Advances in Dietary Modulation of the Intestinal Barrier: Mechanistic, Structural, and Functional Insights

ABSTRACT The intestinal barrier maintains host health through the coordinated integration of mechanical, chemical, immune, and microbial defenses across intestinal segments. Dietary factors are key regulators of barrier integrity, yet the mechanisms by which nutrients act during digestion, absorption, and microbial metabolism from the small intestine to the colon remain incompletely understood, with segment‐specific functions often overlooked. This review summarizes recent advances and elucidates how dietary proteins, carbohydrates, lipids, micronutrients, and bioactive compounds shape intestinal barrier function through “nutrient–gut–host” interactions, providing theoretical support for precision nutrition. Specifically, in the small intestine, preclinical evidence demonstrates that dietary proteins, including milk and soy proteins, upregulate tight junction (TJ) expression and support epithelial repair.
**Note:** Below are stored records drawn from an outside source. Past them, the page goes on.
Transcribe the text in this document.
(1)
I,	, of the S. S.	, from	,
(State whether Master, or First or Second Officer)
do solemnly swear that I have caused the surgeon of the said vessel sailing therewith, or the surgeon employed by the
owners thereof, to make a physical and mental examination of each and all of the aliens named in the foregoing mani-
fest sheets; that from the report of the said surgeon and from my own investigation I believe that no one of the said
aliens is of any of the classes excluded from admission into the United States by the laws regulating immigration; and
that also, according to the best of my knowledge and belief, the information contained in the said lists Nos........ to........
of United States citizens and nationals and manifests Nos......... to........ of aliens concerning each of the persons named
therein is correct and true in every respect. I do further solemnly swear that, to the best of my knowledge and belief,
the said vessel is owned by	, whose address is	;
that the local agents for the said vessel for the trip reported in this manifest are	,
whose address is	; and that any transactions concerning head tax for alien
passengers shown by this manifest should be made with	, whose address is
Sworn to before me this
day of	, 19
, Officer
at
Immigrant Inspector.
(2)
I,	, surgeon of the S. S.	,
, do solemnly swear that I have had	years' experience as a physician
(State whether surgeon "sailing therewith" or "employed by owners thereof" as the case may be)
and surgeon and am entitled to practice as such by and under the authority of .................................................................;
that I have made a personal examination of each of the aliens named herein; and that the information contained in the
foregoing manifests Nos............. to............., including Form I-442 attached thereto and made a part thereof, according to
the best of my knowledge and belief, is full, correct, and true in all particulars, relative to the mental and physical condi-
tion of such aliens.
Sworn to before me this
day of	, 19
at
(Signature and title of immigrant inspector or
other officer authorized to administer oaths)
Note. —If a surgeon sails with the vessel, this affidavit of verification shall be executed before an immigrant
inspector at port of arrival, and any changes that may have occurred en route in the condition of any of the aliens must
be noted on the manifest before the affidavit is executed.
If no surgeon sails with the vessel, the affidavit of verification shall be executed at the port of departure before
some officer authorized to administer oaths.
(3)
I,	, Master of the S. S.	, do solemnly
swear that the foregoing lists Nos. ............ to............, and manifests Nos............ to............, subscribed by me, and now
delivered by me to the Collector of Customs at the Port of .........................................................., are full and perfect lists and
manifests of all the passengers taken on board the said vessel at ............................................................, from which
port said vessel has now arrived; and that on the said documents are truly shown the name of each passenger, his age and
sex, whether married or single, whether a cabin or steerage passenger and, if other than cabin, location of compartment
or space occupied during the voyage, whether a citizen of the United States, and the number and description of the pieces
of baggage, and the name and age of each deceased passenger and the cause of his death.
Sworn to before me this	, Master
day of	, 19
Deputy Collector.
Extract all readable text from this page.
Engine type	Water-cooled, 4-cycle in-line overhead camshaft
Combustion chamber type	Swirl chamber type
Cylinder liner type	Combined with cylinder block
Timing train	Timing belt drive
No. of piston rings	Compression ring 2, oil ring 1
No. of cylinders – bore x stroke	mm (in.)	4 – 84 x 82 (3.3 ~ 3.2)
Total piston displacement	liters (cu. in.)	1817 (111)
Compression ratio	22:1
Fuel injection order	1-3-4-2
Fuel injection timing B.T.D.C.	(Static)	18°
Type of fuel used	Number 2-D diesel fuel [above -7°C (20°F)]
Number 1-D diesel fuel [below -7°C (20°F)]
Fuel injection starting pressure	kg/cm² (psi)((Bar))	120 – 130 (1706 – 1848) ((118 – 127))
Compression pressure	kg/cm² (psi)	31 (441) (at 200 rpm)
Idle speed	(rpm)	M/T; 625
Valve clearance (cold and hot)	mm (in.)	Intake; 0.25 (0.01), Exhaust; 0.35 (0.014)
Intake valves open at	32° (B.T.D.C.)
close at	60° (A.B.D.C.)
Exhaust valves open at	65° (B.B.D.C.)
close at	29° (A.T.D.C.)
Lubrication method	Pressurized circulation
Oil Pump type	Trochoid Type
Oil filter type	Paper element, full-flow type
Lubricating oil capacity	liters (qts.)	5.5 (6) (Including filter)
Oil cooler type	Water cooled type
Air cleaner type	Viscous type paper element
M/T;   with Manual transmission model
Rapidly absorbed carbohydrates modulate small‐intestinal barrier function via glycemic regulation and incretin signaling, whereas lipids—particularly saturated versus polyunsaturated fatty acids—differentially affect mucosal inflammation and epithelial protection through absorption pathways and chylomicron trafficking. In the colon, fermentable carbohydrates, such as inulin, and fructooligosaccharides promote microbial fermentation and short‐chain fatty acid (SCFA) production—especially butyrate—which strengthens epithelial integrity, stimulates mucus secretion, and regulates immune responses. Micronutrients, including zinc, iron, and vitamins, maintain barrier structure, microbial balance, and immune signaling across both intestinal segments, whereas bioactive compounds, such as probiotics, prebiotics, and postbiotics, enhance colonic barrier integrity by upregulating TJs, stimulating mucus secretion, and supporting beneficial microbes. Finally, this review emphasizes the need to assess coordinated dietary effects along the entire small‐to‐large intestine continuum to better guide targeted nutritional strategies for human health.